Si vous questionnez  un automobiliste algérien sur ce qu’il redoute le plus en prenant le volant, beaucoup  vous répondront: le nombre impressionnant de  ralentisseurs implantés  le long des voies  de circulation .Effectivement Il n’est pas rare  que des  automobilistes se retrouvent  subitement  nez à nez avec un ralentisseur  anarchiquement implanté  et sans aucune signalisation. D’aucuns n’hésitent pas à parler du «  dictat des ralentisseurs ».Un automobiliste habitué au trajet Bouira-Bejaia  par la route nationale  a compté près d’une centaine de ralentisseurs  hors-normes implantés au gré  des humeurs des autorités locales ou  même  à l’initiative de simples citoyens.

 

L’implantation de  ralentisseurs  ne peut intervenir  que si  des conditions draconiennes sont réunies et des mesures de sécurité respectées.
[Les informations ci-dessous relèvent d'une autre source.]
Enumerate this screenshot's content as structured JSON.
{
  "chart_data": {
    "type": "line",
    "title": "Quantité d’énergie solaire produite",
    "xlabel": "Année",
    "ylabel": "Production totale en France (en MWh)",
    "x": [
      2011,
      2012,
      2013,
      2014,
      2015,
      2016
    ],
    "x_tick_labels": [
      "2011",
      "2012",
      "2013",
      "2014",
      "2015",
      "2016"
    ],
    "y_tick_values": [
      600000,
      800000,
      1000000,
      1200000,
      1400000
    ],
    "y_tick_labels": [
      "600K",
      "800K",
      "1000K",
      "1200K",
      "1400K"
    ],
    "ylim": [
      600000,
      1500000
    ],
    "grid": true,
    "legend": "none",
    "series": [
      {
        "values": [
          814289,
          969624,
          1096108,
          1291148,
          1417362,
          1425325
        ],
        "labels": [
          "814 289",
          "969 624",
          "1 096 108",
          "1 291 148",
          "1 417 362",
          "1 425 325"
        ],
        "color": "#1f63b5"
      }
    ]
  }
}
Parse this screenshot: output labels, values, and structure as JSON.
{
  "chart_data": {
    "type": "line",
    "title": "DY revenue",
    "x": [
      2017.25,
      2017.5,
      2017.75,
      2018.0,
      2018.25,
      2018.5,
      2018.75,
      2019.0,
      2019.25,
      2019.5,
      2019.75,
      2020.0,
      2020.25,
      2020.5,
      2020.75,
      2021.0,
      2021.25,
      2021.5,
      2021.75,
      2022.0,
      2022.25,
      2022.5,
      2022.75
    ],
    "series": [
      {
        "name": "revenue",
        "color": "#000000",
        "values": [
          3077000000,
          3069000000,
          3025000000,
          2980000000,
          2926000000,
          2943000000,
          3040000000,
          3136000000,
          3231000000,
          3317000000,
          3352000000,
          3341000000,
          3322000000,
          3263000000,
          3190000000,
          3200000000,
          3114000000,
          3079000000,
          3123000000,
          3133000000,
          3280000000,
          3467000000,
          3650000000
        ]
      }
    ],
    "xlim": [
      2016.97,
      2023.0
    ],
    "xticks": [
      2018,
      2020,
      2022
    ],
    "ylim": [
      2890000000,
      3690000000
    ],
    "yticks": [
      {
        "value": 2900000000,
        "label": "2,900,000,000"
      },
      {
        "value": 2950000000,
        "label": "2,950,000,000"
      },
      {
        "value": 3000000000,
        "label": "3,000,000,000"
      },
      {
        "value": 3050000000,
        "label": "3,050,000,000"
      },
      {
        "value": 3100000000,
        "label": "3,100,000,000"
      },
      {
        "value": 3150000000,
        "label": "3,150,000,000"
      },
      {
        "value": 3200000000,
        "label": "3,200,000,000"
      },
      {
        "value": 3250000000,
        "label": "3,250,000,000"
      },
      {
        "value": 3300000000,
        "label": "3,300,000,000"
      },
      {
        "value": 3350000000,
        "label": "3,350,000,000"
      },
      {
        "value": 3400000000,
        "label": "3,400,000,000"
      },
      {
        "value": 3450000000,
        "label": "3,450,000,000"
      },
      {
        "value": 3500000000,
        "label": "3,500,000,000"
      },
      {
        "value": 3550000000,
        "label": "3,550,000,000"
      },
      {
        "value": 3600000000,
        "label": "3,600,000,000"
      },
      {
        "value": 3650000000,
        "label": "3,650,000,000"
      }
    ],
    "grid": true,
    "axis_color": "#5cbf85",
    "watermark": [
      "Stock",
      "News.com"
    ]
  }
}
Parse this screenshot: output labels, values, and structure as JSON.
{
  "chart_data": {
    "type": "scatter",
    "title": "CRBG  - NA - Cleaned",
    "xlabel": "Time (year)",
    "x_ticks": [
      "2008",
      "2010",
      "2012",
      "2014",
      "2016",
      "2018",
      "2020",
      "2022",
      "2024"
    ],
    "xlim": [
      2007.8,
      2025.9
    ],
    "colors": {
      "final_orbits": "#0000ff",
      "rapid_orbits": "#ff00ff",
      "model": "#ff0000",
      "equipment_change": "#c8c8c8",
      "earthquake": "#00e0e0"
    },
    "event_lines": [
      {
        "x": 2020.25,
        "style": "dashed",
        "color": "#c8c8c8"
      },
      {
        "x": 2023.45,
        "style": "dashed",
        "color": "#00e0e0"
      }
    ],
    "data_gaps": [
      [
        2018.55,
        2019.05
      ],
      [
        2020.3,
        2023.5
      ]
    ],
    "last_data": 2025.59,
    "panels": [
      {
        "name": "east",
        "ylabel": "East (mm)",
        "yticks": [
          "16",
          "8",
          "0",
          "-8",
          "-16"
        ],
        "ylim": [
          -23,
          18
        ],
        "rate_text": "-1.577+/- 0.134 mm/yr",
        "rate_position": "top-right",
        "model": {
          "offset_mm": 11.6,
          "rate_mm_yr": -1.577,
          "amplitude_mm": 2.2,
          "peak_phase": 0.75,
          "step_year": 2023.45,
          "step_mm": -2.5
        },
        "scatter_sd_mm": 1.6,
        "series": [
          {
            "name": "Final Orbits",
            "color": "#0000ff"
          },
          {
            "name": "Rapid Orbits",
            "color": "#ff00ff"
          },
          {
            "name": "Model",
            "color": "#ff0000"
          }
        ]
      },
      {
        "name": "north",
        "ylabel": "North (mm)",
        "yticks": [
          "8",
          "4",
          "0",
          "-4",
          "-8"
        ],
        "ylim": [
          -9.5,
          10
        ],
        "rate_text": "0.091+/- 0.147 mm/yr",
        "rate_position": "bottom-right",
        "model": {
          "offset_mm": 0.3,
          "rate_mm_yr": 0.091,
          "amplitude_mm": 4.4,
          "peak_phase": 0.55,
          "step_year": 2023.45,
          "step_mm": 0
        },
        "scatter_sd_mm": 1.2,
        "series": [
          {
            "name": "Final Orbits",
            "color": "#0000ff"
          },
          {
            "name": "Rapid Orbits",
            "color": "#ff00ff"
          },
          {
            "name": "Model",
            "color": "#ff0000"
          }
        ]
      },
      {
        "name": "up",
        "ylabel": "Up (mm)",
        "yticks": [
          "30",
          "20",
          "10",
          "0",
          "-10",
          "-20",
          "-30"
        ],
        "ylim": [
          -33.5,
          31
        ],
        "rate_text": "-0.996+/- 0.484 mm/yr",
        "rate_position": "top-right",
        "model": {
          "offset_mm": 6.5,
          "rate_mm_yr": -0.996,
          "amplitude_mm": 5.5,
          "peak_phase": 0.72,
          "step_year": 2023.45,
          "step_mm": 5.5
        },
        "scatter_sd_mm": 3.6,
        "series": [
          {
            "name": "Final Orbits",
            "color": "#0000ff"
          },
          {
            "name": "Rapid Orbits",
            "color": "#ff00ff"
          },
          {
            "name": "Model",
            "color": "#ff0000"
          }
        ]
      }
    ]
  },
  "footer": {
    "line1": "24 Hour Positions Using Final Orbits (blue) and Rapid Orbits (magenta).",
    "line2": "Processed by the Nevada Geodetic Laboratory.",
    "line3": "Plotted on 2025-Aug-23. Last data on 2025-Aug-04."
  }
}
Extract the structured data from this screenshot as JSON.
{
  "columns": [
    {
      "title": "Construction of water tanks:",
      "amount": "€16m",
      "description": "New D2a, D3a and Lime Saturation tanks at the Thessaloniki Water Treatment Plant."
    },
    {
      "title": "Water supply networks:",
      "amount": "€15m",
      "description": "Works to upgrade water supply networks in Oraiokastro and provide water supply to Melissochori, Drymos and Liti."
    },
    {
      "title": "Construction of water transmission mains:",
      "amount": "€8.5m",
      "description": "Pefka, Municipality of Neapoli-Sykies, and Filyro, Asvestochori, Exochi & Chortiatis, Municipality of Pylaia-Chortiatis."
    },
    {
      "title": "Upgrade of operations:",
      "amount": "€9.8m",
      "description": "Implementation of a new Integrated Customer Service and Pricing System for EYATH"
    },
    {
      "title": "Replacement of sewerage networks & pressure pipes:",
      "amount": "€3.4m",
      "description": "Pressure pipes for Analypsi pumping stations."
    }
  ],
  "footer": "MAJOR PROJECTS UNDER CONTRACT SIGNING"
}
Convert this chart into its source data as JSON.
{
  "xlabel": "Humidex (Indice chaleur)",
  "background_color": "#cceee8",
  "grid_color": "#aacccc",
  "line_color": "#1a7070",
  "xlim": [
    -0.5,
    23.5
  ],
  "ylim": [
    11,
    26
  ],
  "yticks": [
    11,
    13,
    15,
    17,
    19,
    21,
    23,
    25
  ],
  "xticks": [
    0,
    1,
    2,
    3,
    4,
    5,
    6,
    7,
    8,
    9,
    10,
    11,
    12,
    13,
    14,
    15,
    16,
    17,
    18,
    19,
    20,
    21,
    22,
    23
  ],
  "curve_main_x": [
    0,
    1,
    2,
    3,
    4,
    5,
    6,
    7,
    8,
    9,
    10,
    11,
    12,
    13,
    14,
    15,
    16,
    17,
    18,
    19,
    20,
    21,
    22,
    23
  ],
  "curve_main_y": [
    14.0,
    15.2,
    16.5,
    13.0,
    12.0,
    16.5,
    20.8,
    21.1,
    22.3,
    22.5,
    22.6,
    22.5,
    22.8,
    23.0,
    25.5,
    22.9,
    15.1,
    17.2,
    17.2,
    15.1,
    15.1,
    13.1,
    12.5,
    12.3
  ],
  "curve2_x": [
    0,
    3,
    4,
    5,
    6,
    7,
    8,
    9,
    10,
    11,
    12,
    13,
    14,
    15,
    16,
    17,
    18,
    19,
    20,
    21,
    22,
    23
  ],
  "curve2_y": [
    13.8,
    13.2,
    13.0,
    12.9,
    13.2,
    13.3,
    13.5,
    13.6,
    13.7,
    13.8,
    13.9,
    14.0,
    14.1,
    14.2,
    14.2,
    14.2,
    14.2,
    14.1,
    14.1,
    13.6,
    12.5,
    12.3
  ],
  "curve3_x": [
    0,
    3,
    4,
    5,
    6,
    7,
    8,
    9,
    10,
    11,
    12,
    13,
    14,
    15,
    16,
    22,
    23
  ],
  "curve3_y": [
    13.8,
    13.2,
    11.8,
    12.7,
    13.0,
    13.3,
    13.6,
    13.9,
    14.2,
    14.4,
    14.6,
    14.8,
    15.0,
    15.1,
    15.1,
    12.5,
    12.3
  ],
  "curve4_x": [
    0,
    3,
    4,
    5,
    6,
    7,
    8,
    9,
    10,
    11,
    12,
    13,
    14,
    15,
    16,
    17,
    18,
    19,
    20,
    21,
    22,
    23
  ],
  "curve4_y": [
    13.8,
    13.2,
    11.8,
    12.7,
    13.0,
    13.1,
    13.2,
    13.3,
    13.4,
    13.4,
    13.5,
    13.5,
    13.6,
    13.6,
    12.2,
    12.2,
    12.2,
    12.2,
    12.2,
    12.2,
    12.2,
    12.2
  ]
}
La législation nationale  qui régit l’implantation des ralentisseurs  est d’une extrême  sévérité .Le principe de l’implantation  des ralentisseurs sur les voies de circulation a été institué par l’article  27 de la loi n° 01-14 du 19  aout 2001 relative à la circulation ,la sécurité et la police de la circulation routière qui dispose que : «  l’usage des ralentisseurs et les conditions relatives à leur mise en place ainsi que les lieux de leu implantation  sont fixés par voie réglementaire ». Les textes réglementaires visés par cet article 27 sont le décret exécutif  n° 05-499 du 29 décembre 2005 définissant l’usage des ralentisseurs  et les conditions de leur mise en place ainsi que les lieux de leur implantation , l’arrêté  ministériel du 9 avril 2006 définissant la nature,la forme, les dimensions  et les prescriptions  techniques des ralentisseurs , et  l’arrêté ministériel du   10 juin 2007 définissant les modalités d’initiation, d’élaboration et d’adoption  des études de localisation et d’implantation des ralentisseurs

Constitue un ralentisseur au sens de la loi , tout aménagement placé en travers de la chaussée et perpendiculairement à son axe, obligeant les conducteurs de véhicules à réduire leur vitesse. Il existe deux sortes de ralentisseurs : Les ralentisseurs de type dos d’âne et les ralentisseurs de type trapézoïdaux. Il est interdit d’implanter un passage piéton sur un ralentisseur de type dos d’âne, et à l’inverse, le ralentisseur trapézoïdal comporte obligatoirement un passage piéton. Les ralentisseurs doivent être exécutés en béton bitumineux ou en béton hydraulique. La mise en place des ralentisseurs est soumise à l’autorisation préalable du wali territorialement compétent, et par conséquent toute implantation d’un ralentisseur doit préalablement être autorisé par arrêté du wali .La demande d’implantation d’un ralentisseur peut émaner  indifféremment des services des travaux publics, des administrations et services publics,  des communes, des services de sécurité  ou même des citoyens.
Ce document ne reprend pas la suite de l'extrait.